The hand warmer is thought to have originated during the Spring and Autumn Period (770-476 B.C.) in the State of Chu. The environment there was very humid, so the people would burn vanilla in a stove with small holes to dry the air. The fragrance from the burner would keep mosquitoes and flies away. Later, the ancient craftsmen got inspiration from such burners and designed the easily carried hand warmers.
The production of hand warmers reached its peak during the Ming and Qinq dynasties (A.D. 1368-1912). In the early days, copper was generally used in the production process. It was more suitable than silver, iron, and porcelain because its thermal conductivity was better, and the copper made peoples’ hands feel warmer. It also allowed the craftsman more room for artistry, while minimizing the risk of breakage or corrosion.
The Qing Palace hand warmer was specifically designed for the imperial court. It was the best of its kind, and could only be used by the royal family. The majority of the hand warmers were gold-gilt or cloisonné enameled. The cloisonné technique utilized fine and delicate copper threads welded to the outlines of the designs on the metal embryo. They were then lacquered and enameled with various colors. Finally, they would be fired, polished, and gilded. The designs would usually be animals or symbols with auspicious connotations, such as cranes, deer, double bats, flowers, or the Chinese character for longevity.
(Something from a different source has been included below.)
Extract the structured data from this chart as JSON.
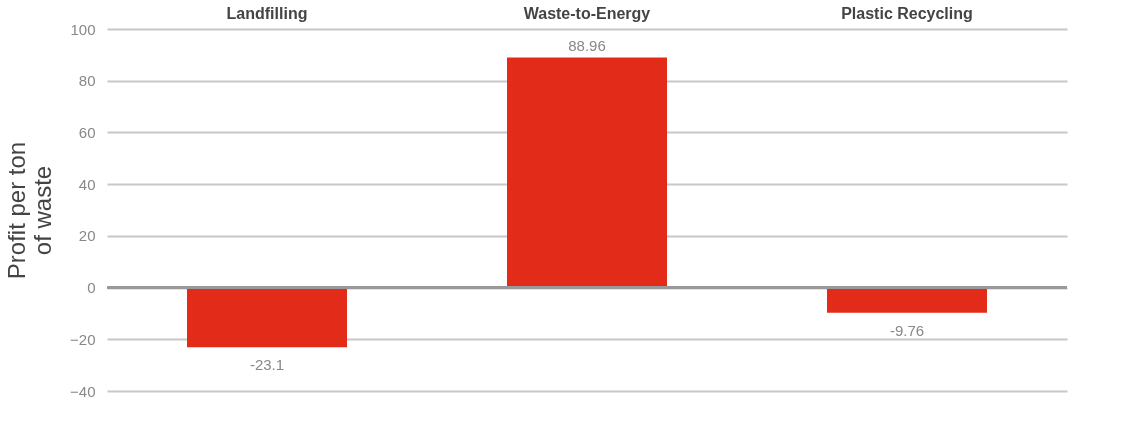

With changing times, the copper hand warmers ceased to be used in everyday life, and were eventually forgotten by the people. However, they made a comeback in the early 1990s, when they emerged in books and magazines, or at auctions. Their exotic appearance and magnificent craftsmanship caught the eyes of many.
The highest auction price for a hand warmer was for a partially gilded work from the late Ming Dynasty. While its initial estimated price range was HK$800,000 to HK$1 million, it ended up selling for a startling HK$3.032 million.
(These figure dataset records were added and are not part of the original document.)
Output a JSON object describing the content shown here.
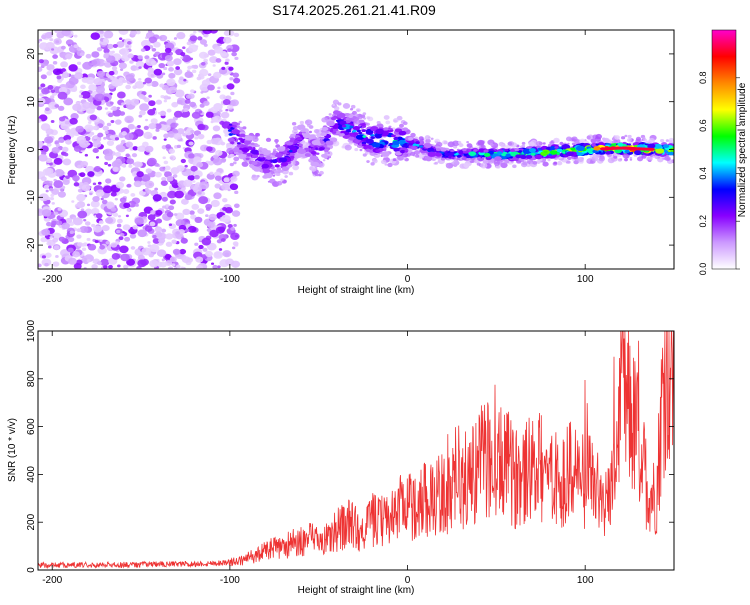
{
  "title": "S174.2025.261.21.41.R09",
  "chart_data": [
    {
      "type": "heatmap",
      "xlabel": "Height of straight line (km)",
      "ylabel": "Frequency (Hz)",
      "xlim": [
        -208,
        150
      ],
      "ylim": [
        -25,
        25
      ],
      "xticks": [
        -200,
        -100,
        0,
        100
      ],
      "yticks": [
        -20,
        -10,
        0,
        10,
        20
      ],
      "colorbar": {
        "label": "Normalized spectral amplitude",
        "range": [
          0.0,
          1.0
        ],
        "ticks": [
          "0.0",
          "0.2",
          "0.4",
          "0.6",
          "0.8"
        ],
        "tick_values": [
          0.0,
          0.2,
          0.4,
          0.6,
          0.8
        ],
        "colors": [
          "#ffffff",
          "#cc99ff",
          "#8800ff",
          "#0000ff",
          "#00ffff",
          "#00ff00",
          "#ffff00",
          "#ff8800",
          "#ff0000",
          "#ff00cc"
        ]
      },
      "ridge": {
        "description": "Signal concentrates near 0 Hz with high amplitude at heights above -100 km; diffuse noise below -100 km.",
        "points": [
          {
            "h": -100,
            "f": 4,
            "amp": 0.4
          },
          {
            "h": -90,
            "f": 0,
            "amp": 0.3
          },
          {
            "h": -80,
            "f": -3,
            "amp": 0.25
          },
          {
            "h": -70,
            "f": -2,
            "amp": 0.35
          },
          {
            "h": -60,
            "f": 2,
            "amp": 0.3
          },
          {
            "h": -50,
            "f": -1,
            "amp": 0.3
          },
          {
            "h": -40,
            "f": 6,
            "amp": 0.35
          },
          {
            "h": -30,
            "f": 4,
            "amp": 0.4
          },
          {
            "h": -20,
            "f": 2,
            "amp": 0.5
          },
          {
            "h": 0,
            "f": 1.5,
            "amp": 0.45
          },
          {
            "h": 20,
            "f": -1,
            "amp": 0.4
          },
          {
            "h": 40,
            "f": -1,
            "amp": 0.5
          },
          {
            "h": 60,
            "f": -1,
            "amp": 0.6
          },
          {
            "h": 80,
            "f": -0.5,
            "amp": 0.7
          },
          {
            "h": 100,
            "f": 0,
            "amp": 0.75
          },
          {
            "h": 120,
            "f": 0.3,
            "amp": 0.95
          },
          {
            "h": 140,
            "f": 0,
            "amp": 0.85
          }
        ]
      }
    },
    {
      "type": "line",
      "xlabel": "Height of straight line (km)",
      "ylabel": "SNR (10 * v/v)",
      "xlim": [
        -208,
        150
      ],
      "ylim": [
        0,
        1000
      ],
      "xticks": [
        -200,
        -100,
        0,
        100
      ],
      "yticks": [
        0,
        200,
        400,
        600,
        800,
        1000
      ],
      "color": "#ee3333",
      "series": [
        {
          "name": "SNR",
          "x": [
            -208,
            -200,
            -180,
            -160,
            -140,
            -120,
            -105,
            -95,
            -90,
            -85,
            -80,
            -75,
            -70,
            -65,
            -60,
            -55,
            -50,
            -45,
            -40,
            -35,
            -30,
            -25,
            -20,
            -15,
            -10,
            -5,
            0,
            5,
            10,
            15,
            20,
            25,
            30,
            35,
            40,
            45,
            50,
            55,
            60,
            65,
            70,
            75,
            80,
            85,
            90,
            95,
            100,
            105,
            110,
            115,
            120,
            125,
            130,
            135,
            140,
            145,
            150
          ],
          "y": [
            20,
            20,
            22,
            22,
            24,
            25,
            30,
            35,
            50,
            60,
            80,
            90,
            100,
            110,
            120,
            130,
            120,
            130,
            140,
            200,
            180,
            160,
            210,
            200,
            230,
            250,
            260,
            280,
            300,
            300,
            320,
            330,
            350,
            400,
            430,
            480,
            420,
            460,
            380,
            400,
            420,
            430,
            400,
            380,
            400,
            420,
            360,
            380,
            250,
            350,
            700,
            650,
            550,
            350,
            300,
            900,
            850
          ]
        }
      ]
    }
  ]
}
While other genuine hand warmers have sold in the tens or hundreds of thousands of dollars, many counterfeits have also emerged as their popularity has increased.
A collector might like to look at the bottom of the hand warmer. If they see copper, its very likely it was made in the late Qing Dynasty, or early Republic of China periods. If it is made of red copper with plain designs, it might be from the Ming Dynasty. If the design if frivolous and glossy, it is most likely work from the Qing Dynasty.
The color of the rust can also be a clue. Boiling soda water can be used to brush the rust — and artificial rust will immediately fall away.
Hand warmers are supposed to be handmade, while counterfeits are usually cast. A look at the welding line between the bottom and the body of the hand warmer can distinguish the genuine from the fake.